Bling Bling Mercredi soir, devant un parterre d’invités issus de la politique (peu), de l’économie, de la finance (la majorité) et de l’art (quelques-uns), le discours officiel toutefois était beaucoup plus volontariste, n’évitant aucun superlatif pour dépeindre cette nouvelle structure qui, selon ses ténors, va révolutionner l’économie luxembourgeoise, voire internationale. « Aux clients qui louent encore ailleurs je dis : oui, vous pouvez continuer à rouler en Golf, c’est votre bon droit. Mais vous pouvez aussi venir chez nous et avoir une Porsche à la place, vous verrez vite la différence ! » était le bon mot choisi par David Arendt. Ici, tout n’est que sécurité, stabilité, discrétion, confiance et un haut niveau de service, affirme-t-il. « Nous ne sommes pas une boîte à chaussures terne dans une banlieue fade », dira encore David Arendt, fier de cet « objet d’art » qu’est pour lui le bâtiment de 22 000 mètres carrés (dont 10 000 de salles fortes) conçu par le bureau suisse 3BM3. Il est vrai que le public pousse des « ah ! » et des « oh ! » en montant les escaliers en béton vue rappelant le Mudam ou en déambulant dans le lobby de 700 mètres carrés, découvrant sa géométrie originale, le jeu de lumières colorées inventé par Johanna Grawunder ou la fresque murale créée sur place par Alexander Farta aka Vihls. Mais le soir de l’ouverture, l’ambiance faisait un peu boîte de nuit dans les années 1990 ou fête du personnel d’une organisation patronale, avec de la musique d’ambiance un peu cheap et ces néons rose, bleu, vert un peu trop clinquants.

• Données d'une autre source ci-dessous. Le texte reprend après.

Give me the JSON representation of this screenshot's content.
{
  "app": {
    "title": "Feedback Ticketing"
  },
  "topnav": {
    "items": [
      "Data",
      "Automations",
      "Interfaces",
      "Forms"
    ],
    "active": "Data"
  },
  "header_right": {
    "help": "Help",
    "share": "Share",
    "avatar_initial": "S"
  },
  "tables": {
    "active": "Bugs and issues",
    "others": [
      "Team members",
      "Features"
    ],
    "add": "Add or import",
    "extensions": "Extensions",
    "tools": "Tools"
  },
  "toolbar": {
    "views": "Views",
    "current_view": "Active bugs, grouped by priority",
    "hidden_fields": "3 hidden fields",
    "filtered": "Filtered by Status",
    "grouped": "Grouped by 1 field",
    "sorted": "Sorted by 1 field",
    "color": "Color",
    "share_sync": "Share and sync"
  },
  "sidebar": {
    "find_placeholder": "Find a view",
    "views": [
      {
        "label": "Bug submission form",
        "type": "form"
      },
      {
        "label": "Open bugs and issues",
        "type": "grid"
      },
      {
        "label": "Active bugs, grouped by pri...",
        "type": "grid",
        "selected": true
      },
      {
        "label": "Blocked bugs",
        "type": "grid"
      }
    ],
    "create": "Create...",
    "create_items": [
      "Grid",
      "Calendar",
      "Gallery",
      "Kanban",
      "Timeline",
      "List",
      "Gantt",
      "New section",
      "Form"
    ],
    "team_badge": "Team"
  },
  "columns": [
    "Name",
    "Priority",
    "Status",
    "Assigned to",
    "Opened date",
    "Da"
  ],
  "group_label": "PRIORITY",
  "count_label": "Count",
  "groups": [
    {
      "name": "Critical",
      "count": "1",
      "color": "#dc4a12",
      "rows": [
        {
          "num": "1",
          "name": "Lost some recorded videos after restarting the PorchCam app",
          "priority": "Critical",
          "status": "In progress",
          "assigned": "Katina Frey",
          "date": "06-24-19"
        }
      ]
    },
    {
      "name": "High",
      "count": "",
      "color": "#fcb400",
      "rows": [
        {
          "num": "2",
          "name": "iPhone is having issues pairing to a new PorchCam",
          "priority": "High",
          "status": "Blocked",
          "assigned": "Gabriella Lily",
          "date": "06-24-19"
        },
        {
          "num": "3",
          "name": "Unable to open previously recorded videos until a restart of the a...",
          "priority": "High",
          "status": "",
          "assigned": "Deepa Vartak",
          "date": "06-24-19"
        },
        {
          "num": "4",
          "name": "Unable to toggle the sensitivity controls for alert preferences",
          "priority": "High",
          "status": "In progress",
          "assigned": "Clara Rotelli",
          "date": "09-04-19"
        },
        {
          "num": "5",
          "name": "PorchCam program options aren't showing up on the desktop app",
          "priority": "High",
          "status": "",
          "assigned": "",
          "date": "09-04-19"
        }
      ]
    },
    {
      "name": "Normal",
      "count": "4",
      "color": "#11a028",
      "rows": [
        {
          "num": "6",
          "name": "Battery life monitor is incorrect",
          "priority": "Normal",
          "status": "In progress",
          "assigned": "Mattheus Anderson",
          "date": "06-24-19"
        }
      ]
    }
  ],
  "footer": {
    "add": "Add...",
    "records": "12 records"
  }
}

Diversification « Je peux vous assurer ici et maintenant que nous vous fournirons toute l’aide que nous pourrons », fut la conclusion du ministre de l’Économie Etienne Schneider (LSAP) mercredi. Et il est vrai que ce gouvernement, comme le précédent, sous l’impulsion notamment de Jeannot Krecké (LSAP), ne lésine pas sur les moyens pour l’encadrement étatique de cette initiative privée. En 2011, une première loi fut votée pour mettre en place l’exonération de la TVA pour la zone franche, l’État construit les routes d’accès (même si les Ponts & Chaussées n’ont pas terminé à temps pour l’ouverture, comme le souligna lourdement David Arendt). Et fin août, en guise de cadeau de bienvenue, le ministre des Finances Pierre Gramegna (DP) déposa un projet de loi prévoyant l’application du taux réduit de TVA de six pour cent sur les objets de collection et d’antiquité et l’imposition de la marge bénéficiaire lors des ventes aux enchères, mesures que David Arendt et certains galeristes estiment essentielles pour vraiment développer cet « art cluster » que les politiques appellent de leurs vœux pour diversifier l’économie. Le Freeport a l’avantage d’associer la finance, la logistique et la culture. Même si on a encore du mal à estimer les retombées économiques ou culturelles réelles qu’il pourrait générer – autres que le développement d’un tourisme haut de gamme et d’un service aux riches clients de private banking de la place financière.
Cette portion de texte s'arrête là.